# Does the corbel angle govern in this scenario? If not, how is load spreading allowed for, when a load is supported by a wall on a beam

The following outline is inspired by something I noticed today and couldn't figure out.

It shows what I guess is a fairly common generic situation - an upper floor masonry partition wall supported by a beam, with further loads (ceiling/next floor joists?) supported in turn by it.

I've tried to make it generic. So the supported wall (grey) is toothed into the adjacent wall (brown, left) as is common for partition walls, and the beam (red) is supported by that wall and another internal partition wall (brown, right). Ignoring s/w and eccentricity, it's a pretty simple beam situation, where the beam supports just a wall and whatever is on the wall. I haven't given values or dimensions as I'm interested in how it's assessed, rather than some specific solution.

What has me puzzled is, it's not clear what governs the parts of these loads supported by the beam. There is load spreading, full-height support by the left hand wall, and the corbel angle to consider.

The toothed support and corbel angle suggest only a small part of the load will be supported by the beam. None of the arbitrary top loads, and maybe only a third of the wall masonry, are within the corbel angle. Can that be right? Does one reckon to include all of the topmost loads? or part of them? or none of them (and just the masonry within the corbel angle)? What is the right way to think about it?

# My thinking so far

In theory, I've got the following points:

1. The loads at the top of the wall will load-spread at (say) 45 degrees within the wall. They are likely to present as a UDL due to spreading, even if they began as point loads.
2. Much of the load will be taken by the left hand wall, as "our" wall is toothed into it throughout its height. (It's not like it is supported by the beam alone.) So some of the load is taken by the adjacent wall => not the beam.
3. Looking at the beam alone, the corbel angle of 60 degrees (yellow triangle) suggests the beam load includes none of the loads at the top of the wall, and only about a third of the wall's weight, because those are all ultimately outside the corbel angle and will be supported by the two masonry walls directly. Can that be right?
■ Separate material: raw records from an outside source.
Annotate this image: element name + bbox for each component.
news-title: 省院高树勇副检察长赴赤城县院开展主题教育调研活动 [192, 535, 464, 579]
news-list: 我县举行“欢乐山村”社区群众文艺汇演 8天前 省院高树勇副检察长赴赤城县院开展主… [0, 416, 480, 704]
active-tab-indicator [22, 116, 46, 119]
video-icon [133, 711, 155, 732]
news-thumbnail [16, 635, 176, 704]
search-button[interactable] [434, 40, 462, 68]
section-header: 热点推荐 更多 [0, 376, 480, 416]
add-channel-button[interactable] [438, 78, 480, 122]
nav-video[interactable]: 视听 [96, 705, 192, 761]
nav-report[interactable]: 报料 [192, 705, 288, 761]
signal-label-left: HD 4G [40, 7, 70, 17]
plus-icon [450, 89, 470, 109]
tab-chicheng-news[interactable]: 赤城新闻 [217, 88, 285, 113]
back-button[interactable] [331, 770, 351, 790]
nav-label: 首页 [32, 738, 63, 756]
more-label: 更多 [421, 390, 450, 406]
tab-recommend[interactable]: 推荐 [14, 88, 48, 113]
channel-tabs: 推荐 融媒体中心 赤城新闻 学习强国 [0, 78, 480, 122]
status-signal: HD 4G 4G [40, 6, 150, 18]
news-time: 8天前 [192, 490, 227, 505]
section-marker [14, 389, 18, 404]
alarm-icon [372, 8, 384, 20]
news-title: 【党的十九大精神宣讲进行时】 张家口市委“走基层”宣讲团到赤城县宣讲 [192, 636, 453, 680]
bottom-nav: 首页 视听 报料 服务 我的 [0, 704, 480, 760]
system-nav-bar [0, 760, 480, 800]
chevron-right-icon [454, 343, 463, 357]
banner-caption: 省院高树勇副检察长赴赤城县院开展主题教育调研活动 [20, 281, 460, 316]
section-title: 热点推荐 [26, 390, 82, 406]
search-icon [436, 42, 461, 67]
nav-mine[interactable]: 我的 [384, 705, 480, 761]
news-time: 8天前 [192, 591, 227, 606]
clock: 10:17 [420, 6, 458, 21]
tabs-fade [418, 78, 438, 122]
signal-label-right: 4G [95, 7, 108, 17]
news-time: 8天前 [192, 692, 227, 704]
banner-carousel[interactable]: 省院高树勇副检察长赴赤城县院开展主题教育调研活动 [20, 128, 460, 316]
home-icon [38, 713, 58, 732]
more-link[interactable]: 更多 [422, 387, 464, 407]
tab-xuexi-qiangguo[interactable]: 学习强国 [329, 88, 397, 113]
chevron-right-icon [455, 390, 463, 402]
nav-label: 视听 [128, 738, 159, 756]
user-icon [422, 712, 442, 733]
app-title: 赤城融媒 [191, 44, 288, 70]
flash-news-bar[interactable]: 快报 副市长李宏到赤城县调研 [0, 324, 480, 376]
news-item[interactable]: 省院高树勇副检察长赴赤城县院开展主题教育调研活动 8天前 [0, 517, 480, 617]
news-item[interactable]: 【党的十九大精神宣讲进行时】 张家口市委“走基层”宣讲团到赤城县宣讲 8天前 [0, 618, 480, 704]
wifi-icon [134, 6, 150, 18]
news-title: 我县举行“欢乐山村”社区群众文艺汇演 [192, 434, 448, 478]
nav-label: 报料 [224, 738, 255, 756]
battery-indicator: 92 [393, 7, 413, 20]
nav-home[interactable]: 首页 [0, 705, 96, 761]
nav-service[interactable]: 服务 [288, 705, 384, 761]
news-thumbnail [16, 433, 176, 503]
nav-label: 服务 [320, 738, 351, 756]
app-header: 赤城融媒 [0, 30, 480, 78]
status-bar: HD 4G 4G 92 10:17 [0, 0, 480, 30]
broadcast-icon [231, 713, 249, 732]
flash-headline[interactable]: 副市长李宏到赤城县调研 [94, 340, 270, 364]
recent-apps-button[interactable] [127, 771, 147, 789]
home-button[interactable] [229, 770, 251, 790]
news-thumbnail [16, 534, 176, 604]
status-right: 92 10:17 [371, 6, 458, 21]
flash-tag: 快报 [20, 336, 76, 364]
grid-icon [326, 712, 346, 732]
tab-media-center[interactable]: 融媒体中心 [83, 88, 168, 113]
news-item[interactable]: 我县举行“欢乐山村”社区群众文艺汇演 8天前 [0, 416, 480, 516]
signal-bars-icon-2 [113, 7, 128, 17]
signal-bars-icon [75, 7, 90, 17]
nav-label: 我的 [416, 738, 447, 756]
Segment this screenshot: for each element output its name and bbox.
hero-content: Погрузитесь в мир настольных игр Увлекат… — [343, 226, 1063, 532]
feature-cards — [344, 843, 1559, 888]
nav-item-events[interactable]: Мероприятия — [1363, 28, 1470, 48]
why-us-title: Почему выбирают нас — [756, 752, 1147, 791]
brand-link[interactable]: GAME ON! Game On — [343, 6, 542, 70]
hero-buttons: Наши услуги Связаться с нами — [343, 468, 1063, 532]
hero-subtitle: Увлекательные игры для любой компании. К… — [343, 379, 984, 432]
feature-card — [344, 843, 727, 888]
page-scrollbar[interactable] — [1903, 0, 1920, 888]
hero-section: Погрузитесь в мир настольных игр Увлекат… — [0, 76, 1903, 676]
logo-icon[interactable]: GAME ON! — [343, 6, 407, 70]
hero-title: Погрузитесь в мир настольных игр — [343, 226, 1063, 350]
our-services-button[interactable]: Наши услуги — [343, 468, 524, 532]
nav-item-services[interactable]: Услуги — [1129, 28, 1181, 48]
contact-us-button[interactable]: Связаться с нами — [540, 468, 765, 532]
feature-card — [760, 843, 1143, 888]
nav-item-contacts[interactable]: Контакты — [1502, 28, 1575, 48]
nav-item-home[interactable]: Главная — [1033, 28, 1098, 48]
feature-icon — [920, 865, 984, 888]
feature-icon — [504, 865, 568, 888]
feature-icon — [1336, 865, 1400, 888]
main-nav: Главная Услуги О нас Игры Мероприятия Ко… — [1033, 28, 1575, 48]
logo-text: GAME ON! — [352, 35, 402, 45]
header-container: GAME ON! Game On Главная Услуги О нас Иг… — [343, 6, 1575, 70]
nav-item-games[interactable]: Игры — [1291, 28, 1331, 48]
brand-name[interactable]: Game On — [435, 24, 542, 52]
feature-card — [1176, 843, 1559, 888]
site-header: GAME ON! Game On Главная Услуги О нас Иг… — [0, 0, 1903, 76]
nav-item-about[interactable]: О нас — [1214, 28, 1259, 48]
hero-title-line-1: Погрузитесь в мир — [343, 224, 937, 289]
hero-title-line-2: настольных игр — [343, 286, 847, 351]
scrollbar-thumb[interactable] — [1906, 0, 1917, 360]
A "corbel" is a short cantilever beam that is cast integrally with the support. The connection, through continuity, must be capable of preventing the translation and rotation displacements that cause separation of the beam and its support. In this sense, the support will take 100% of the weight of the wall and the loads on it. Lacking this continuity, the corbel will fail.

On the sketch above, the red lines indicate the potential failure planes (plane of separations). Once the failure is imminent, the exact force distribution is a complicated matter; for safety reasons, it is usually assumed the support no longer effective in carrying any load, so all the loads will be transferred to the additional support system below throgh gravity.

• In other words, de-compacting the 2d sentence, the ability of the structure beyond the corbel area to carry the load depends on its ability to resist the rotation and translation forces involved. So in this example it comes down to "can the left vertical wall and its toothed connection hold the supported wall (grey) in position, or does it fail by collapsing to the right, or by allowing the grey wall to move to the right or down (as drawn)?" Apr 10, 2022 at 5:47
• ... and if not, then for prudence we assess if the red beam can support each load,as spread over its load spread area, as you have very clearly drawn. Is that about right? Apr 10, 2022 at 5:47
• Yes, correct. In your case, the left wall is just too skinny to support the gray wall, so the wall has to be supported by the red beam.
– r13
Apr 10, 2022 at 14:06
• Thanks! Mechanically that makes total sense, but I wasn't seeing it, until you pointed it out. Your drawings were incredibly helpful! Apr 10, 2022 at 22:50
• You are welcome.
– r13
Apr 10, 2022 at 23:41